By Mark Wilson, Esq. on November 12, 2014 | Last updated on March 21, 2019

So that makes how many now? Notwithstanding what the Sixth Circuit thinks, Judge Richard Gergel of the U.S. District Court for the District of South Carolina has come to the now-unsurprising conclusion that the state's ban on same-sex marriage is unconstitutional.

In a referendum approved by 78 percent of voters, South Carolina amended its constitution in 2006 to prevent the state from recognizing any marriage other than that between one man and one woman. Gergel's order makes his the 52nd court to strike same-sex marriage bans since U.S. v.

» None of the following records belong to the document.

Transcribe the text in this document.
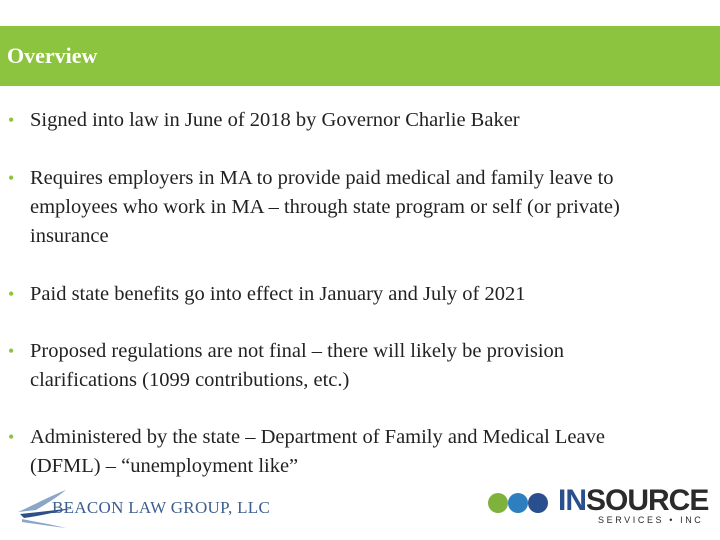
Overview
• Signed into law in June of 2018 by Governor Charlie Baker
• Requires employers in MA to provide paid medical and family leave to employees who work in MA – through state program or self (or private) insurance
• Paid state benefits go into effect in January and July of 2021
• Proposed regulations are not final – there will likely be provision clarifications (1099 contributions, etc.)
• Administered by the state – Department of Family and Medical Leave (DFML) – “unemployment like”
BEACON LAW GROUP, LLC	INSOURCE
SERVICES • INC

Windsor, according to Freedom to Marry.

Procedural Hurdles

Every same-sex marriage case has its twists and turns, and South Carolina threw a bevy of procedural challenges at the plaintiffs -- a same-sex couple who just wanted to get married. They applied to a local probate judge, but the Attorney General of South Carolina asked the state supreme court to intervene. It did, enjoining the issuance of a marriage license pending the outcome of the case in federal district court.

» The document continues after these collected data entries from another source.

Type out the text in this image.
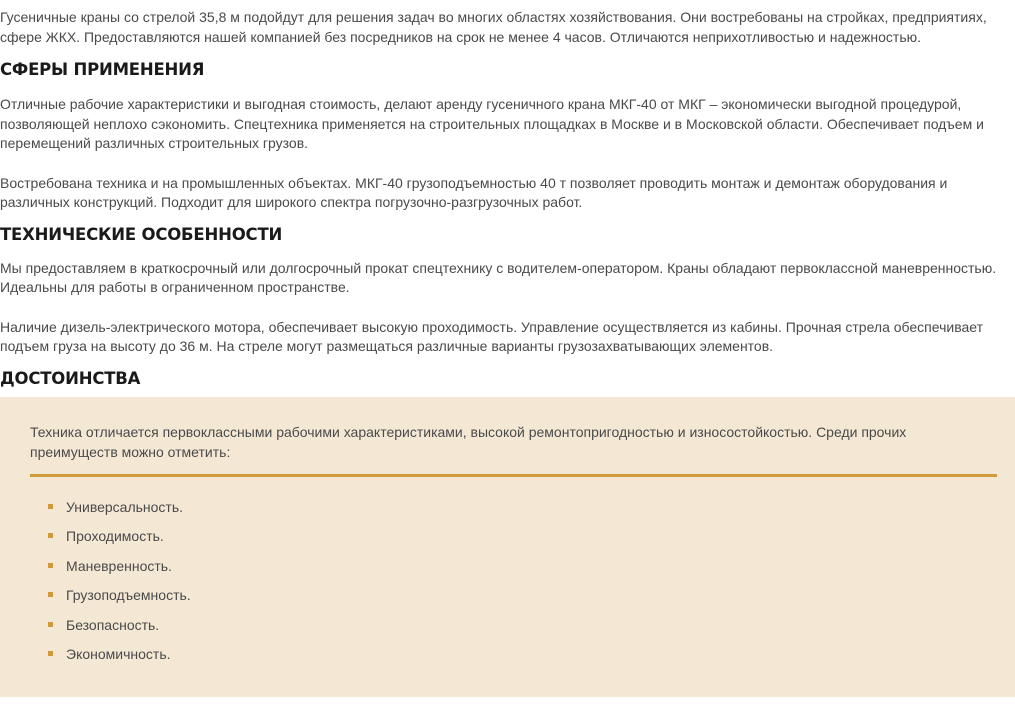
Гусеничные краны со стрелой 35,8 м подойдут для решения задач во многих областях хозяйствования. Они востребованы на стройках, предприятиях, сфере ЖКХ. Предоставляются нашей компанией без посредников на срок не менее 4 часов. Отличаются неприхотливостью и надежностью.

СФЕРЫ ПРИМЕНЕНИЯ

Отличные рабочие характеристики и выгодная стоимость, делают аренду гусеничного крана МКГ-40 от МКГ – экономически выгодной процедурой, позволяющей неплохо сэкономить. Спецтехника применяется на строительных площадках в Москве и в Московской области. Обеспечивает подъем и перемещений различных строительных грузов.

Востребована техника и на промышленных объектах. МКГ-40 грузоподъемностью 40 т позволяет проводить монтаж и демонтаж оборудования и различных конструкций. Подходит для широкого спектра погрузочно-разгрузочных работ.

ТЕХНИЧЕСКИЕ ОСОБЕННОСТИ

Мы предоставляем в краткосрочный или долгосрочный прокат спецтехнику с водителем-оператором. Краны обладают первоклассной маневренностью. Идеальны для работы в ограниченном пространстве.

Наличие дизель-электрического мотора, обеспечивает высокую проходимость. Управление осуществляется из кабины. Прочная стрела обеспечивает подъем груза на высоту до 36 м. На стреле могут размещаться различные варианты грузозахватывающих элементов.

ДОСТОИНСТВА

Техника отличается первоклассными рабочими характеристиками, высокой ремонтопригодностью и износостойкостью. Среди прочих преимуществ можно отметить:

Универсальность.
Проходимость.
Маневренность.
Грузоподъемность.
Безопасность.
Экономичность.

So what procedural hurdles have we got here? Eleventh Amendment immunity? That's a good one -- in the sense that it's a good joke. The Eleventh Amendment doesn't prohibit injunctive relief against a state officer. Though the Attorney General and Republican Gov. Nikki Haley claimed the case couldn't proceed against them, the court said it certainly could, as they were in charge of enforcing the law, making them proper defendants.

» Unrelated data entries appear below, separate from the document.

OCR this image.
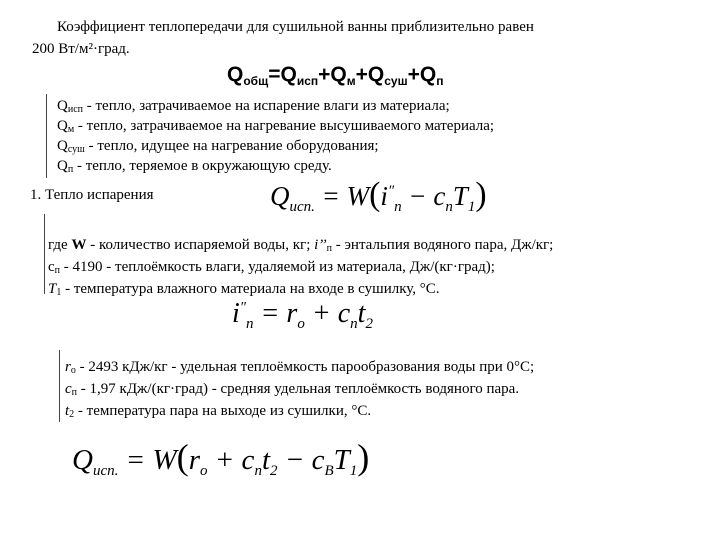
Коэффициент теплопередачи для сушильной ванны приблизительно равен
200 Вт/м²·град.
$Q_{общ}=Q_{исп}+Q_м+Q_{суш}+Q_п$
$Q_{исп}$ - тепло, затрачиваемое на испарение влаги из материала;
$Q_м$ - тепло, затрачиваемое на нагревание высушиваемого материала;
$Q_{суш}$ - тепло, идущее на нагревание оборудования;
$Q_п$ - тепло, теряемое в окружающую среду.
1. Тепло испарения	$Q_{исп.} = W(i''_п - c_пT_1)$
где W - количество испаряемой воды, кг; $i’’_п$ - энтальпия водяного пара, Дж/кг;
$c_п - 4190$ - теплоёмкость влаги, удаляемой из материала, Дж/(кг·град);
$T_1$ - температура влажного материала на входе в сушилку, °С.
$i''_п = r_о + c_пt_2$
$r_о - 2493$ кДж/кг - удельная теплоёмкость парообразования воды при 0°С;
$c_п - 1,97$ кДж/(кг·град) - средняя удельная теплоёмкость водяного пара.
$t_2$ - температура пара на выходе из сушилки, °С.
$Q_{исп.} = W(r_о + c_пt_2 - c_ВT_1)$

The state then tried to invoke the Rooker-Feldman doctrine, which prohibits the loser in state court to get a federal district court to review the decision of the state court. That doesn't apply here, Gergel said, because the state supreme court never entered a final order. The state also tried to invoke the Younger abstention doctrine, but didn't explain how it applied (spoiler alert: it doesn't, because there's no criminal prosecution at play).

Sixth Circuit? Where Do You Think You Are?

After knocking down the state's flimsy procedural defenses, the court got to the meat: Citing to the great weight of judicial opinion -- as well as Bostic v. Schaefer, which South Carolina courts are bound by -- the court found the state's law unconstitutional. Baker v. Nelson? The court here agreed with the overwhelming majority of other same-sex marriage opinions in concluding that Baker was a footnote in time, de facto overruled by the subsequent "doctrinal developments" that the Sixth Circuit sniffed at.

Speaking of the Sixth Circuit, the state did bring up that opinion, but the district court in this case found that DeBoer's heavy emphasis on "respect for state and voter prerogatives" was foreclosed by Bostic, which upheld the role of the judiciary as protector of individual rights, regardless of what voters believed.

The one thing the court did is grant a brief stay to allow the state to appeal to the Fourth Circuit. Otherwise, same-sex marriage carries the day in South Carolina as of November 20 at noon.